GEDCOM Data
Analysis A
random selection of 50 user-contributed GEDCOM files were downloaded from
Ancestry.com and analyzed. The results are summarized below, but the
analysis reports for all files may be downloaded (original data not
included): download
- 40KB
File Size
The smallest file contained 402 lines. The largest file contained
7,104,328 lines.
Product
| Name |
No. of files |
| Family Tree Maker for Windows |
20 |
| Online Family Tree |
18 |
| Ancestry Family Tree |
4 |
| Personal Ancestral File |
3 |
| Legacy |
1 |
| Family Trees Quick & Easy |
1 |
| Roots Magic |
1 |
| EasyTree |
1 |
| gwb2ged |
1 |
This
breakdown does not necessarily represent market share.
The figures may well be skewed becaues Ancestry.com produces/promotes
the most prevalent applications in this sample.
GEDCOM Version
| Version |
No. of files |
| 5.5 |
31 |
| 4.0 |
18 |
|
unspecified
|
1 |
File Character
Encoding
| Encoding |
No. of files |
| ANSI |
39 |
| ANSEL |
6 |
| UTF-8 |
3 |
| ASCII |
1 |
| IBM-WINDOWS |
1 |
This result is a bit surprising. The only four
encodings supported by the GEDCOM specification are ANSEL, ASCII, UNICODE,
and UTF-8. Neverthless, the majority of files used the non-standard encoding
ANSI (not the same as ASCII). Interestingly, one file specified IBM Windows
encoding which is expressly forbidden by the GEDCOM specification.

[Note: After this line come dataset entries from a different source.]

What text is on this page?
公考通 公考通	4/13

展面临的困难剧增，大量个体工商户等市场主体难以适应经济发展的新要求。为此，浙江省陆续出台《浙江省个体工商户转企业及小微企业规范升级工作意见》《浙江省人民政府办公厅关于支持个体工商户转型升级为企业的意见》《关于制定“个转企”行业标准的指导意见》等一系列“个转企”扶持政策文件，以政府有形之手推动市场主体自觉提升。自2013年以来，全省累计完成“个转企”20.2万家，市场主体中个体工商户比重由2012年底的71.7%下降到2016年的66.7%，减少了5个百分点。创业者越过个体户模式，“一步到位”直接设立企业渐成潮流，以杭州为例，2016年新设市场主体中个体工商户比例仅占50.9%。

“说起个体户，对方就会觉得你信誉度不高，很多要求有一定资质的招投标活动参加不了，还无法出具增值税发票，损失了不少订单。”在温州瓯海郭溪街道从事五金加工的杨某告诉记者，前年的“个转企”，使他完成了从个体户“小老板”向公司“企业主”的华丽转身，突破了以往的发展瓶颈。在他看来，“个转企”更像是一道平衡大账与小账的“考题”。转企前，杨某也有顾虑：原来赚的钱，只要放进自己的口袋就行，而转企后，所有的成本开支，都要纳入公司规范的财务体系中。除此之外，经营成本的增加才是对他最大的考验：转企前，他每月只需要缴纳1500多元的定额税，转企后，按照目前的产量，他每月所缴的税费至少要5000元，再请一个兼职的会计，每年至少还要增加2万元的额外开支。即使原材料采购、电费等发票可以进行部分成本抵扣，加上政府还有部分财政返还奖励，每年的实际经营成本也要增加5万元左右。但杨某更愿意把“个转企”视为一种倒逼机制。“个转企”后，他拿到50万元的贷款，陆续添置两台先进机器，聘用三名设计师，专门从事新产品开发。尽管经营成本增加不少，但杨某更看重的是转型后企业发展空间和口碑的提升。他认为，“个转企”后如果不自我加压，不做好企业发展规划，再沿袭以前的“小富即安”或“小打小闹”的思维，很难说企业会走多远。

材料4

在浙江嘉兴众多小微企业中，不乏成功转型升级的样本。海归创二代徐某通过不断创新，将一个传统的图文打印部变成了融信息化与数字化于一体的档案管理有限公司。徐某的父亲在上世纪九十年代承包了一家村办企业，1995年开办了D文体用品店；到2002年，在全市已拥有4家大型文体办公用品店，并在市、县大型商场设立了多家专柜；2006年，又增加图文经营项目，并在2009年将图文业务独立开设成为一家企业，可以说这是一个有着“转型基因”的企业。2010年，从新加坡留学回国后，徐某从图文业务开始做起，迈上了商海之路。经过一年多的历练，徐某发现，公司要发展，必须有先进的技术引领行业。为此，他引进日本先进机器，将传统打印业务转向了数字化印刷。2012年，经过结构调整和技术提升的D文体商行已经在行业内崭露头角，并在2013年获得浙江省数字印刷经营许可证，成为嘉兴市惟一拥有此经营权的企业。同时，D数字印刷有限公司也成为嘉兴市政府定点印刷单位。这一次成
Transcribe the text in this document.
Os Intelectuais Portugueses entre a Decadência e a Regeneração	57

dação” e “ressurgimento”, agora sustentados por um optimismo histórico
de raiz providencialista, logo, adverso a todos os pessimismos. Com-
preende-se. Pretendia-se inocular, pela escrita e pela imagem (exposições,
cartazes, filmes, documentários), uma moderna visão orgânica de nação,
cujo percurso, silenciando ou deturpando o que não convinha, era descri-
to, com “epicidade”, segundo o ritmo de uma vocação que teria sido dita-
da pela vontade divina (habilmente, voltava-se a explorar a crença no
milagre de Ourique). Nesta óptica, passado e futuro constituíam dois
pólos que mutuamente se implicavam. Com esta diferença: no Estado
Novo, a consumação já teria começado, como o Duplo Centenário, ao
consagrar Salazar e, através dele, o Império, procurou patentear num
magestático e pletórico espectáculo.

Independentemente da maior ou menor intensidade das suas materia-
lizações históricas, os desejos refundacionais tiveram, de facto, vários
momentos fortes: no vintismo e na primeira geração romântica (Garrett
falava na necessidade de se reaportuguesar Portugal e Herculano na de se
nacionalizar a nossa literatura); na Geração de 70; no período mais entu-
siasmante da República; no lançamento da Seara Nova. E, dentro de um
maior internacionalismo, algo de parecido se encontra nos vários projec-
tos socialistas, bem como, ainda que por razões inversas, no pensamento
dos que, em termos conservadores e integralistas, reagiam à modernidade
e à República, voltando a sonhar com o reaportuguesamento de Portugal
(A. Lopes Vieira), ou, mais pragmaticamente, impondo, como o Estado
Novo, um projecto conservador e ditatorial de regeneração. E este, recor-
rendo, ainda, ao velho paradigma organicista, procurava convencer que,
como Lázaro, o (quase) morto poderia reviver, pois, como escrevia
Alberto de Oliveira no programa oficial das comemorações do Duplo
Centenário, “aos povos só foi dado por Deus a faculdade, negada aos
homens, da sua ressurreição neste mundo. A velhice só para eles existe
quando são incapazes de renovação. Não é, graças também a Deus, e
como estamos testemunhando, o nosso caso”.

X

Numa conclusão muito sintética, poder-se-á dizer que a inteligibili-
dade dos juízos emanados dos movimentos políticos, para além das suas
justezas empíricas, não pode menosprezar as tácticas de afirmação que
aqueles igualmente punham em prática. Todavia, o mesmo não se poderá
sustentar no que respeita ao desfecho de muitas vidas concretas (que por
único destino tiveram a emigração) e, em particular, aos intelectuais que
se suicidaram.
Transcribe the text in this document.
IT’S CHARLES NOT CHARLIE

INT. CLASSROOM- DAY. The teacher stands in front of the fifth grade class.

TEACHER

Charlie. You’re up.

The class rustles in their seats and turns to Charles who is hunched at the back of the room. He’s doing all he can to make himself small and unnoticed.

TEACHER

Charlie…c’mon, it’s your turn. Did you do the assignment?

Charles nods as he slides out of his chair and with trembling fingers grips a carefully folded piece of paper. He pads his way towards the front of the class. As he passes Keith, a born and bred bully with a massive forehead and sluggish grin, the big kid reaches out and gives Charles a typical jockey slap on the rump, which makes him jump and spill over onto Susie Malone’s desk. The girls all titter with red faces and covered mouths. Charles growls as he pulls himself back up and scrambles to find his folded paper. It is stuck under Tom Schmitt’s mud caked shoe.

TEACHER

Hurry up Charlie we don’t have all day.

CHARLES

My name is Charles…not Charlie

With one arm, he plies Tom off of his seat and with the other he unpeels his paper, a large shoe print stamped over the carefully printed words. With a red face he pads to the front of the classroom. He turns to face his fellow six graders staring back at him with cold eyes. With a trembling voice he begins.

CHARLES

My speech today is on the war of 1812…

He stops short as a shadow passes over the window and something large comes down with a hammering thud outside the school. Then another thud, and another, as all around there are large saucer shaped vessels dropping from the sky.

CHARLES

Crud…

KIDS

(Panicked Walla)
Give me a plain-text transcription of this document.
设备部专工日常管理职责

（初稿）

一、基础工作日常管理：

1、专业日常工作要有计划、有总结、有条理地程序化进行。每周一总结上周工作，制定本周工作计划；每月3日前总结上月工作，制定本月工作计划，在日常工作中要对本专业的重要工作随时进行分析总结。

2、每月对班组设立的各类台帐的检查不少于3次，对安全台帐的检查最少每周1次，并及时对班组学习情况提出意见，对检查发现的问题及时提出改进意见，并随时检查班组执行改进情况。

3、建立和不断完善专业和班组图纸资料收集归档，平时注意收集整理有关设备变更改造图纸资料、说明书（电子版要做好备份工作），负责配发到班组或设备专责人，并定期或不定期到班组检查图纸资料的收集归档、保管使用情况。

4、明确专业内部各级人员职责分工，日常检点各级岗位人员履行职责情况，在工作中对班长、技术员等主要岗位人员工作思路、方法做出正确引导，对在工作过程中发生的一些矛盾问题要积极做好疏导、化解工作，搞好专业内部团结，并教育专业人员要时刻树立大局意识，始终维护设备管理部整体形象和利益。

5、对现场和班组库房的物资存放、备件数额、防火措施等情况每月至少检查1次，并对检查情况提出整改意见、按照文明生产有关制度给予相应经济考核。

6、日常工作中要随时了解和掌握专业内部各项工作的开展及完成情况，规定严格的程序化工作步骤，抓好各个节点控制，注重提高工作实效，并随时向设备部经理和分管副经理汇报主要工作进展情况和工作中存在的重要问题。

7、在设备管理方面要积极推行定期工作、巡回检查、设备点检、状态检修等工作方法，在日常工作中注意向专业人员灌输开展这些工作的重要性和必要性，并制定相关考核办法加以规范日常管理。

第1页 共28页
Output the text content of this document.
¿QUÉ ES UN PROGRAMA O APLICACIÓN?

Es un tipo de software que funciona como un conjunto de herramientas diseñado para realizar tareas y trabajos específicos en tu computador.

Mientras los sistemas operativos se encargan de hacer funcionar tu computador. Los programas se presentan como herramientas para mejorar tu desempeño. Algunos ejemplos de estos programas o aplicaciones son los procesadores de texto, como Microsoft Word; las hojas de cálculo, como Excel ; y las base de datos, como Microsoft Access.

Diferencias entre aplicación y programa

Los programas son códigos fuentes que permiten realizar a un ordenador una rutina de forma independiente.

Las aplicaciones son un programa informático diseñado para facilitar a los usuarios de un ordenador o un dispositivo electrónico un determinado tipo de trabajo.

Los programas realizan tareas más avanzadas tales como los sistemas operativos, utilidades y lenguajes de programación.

Non-Standard (Custom) Tags
Custom tags are permitted but discouraged by the
GEDCOM specification. Even so, a total of 53 custom tags were used in the
sample. Family Tree Maker used the most custom tags, whereas Online Family Tree
used none. Every custom tag began with the underscore character
as required by the spec. The longest custom tag was _ALT_BIRTH.
Non-ASCII and Non-Standard Characters
14 of 50 files contained at least one non-ASCII
(i.e. non-English) character. 34 of 50 files contained at least one
non-standard (improper?) character. Non-ASCII characters are perfectly valid,
but provide an indication of the number of non-English words found in the file.
Non-standard characters include values that represent neither ASCII nor
ANSEL characters. One explanation for the existence of non-standard characters
may be the use of ANSI character encoding. The reason for non-standard
characters in ANSEL-encoded files is unknown.
Citations
A common complaint is that user-contributed GEDCOM files do not contain source
citations. Nevertheless, 27 of the 50 files in the sample do contain
citations, although their extent and consistency varies. As a rule, the
citations probably do not meet professional-quality standards, but the results
suggest that many users may be more conscientious than presumed.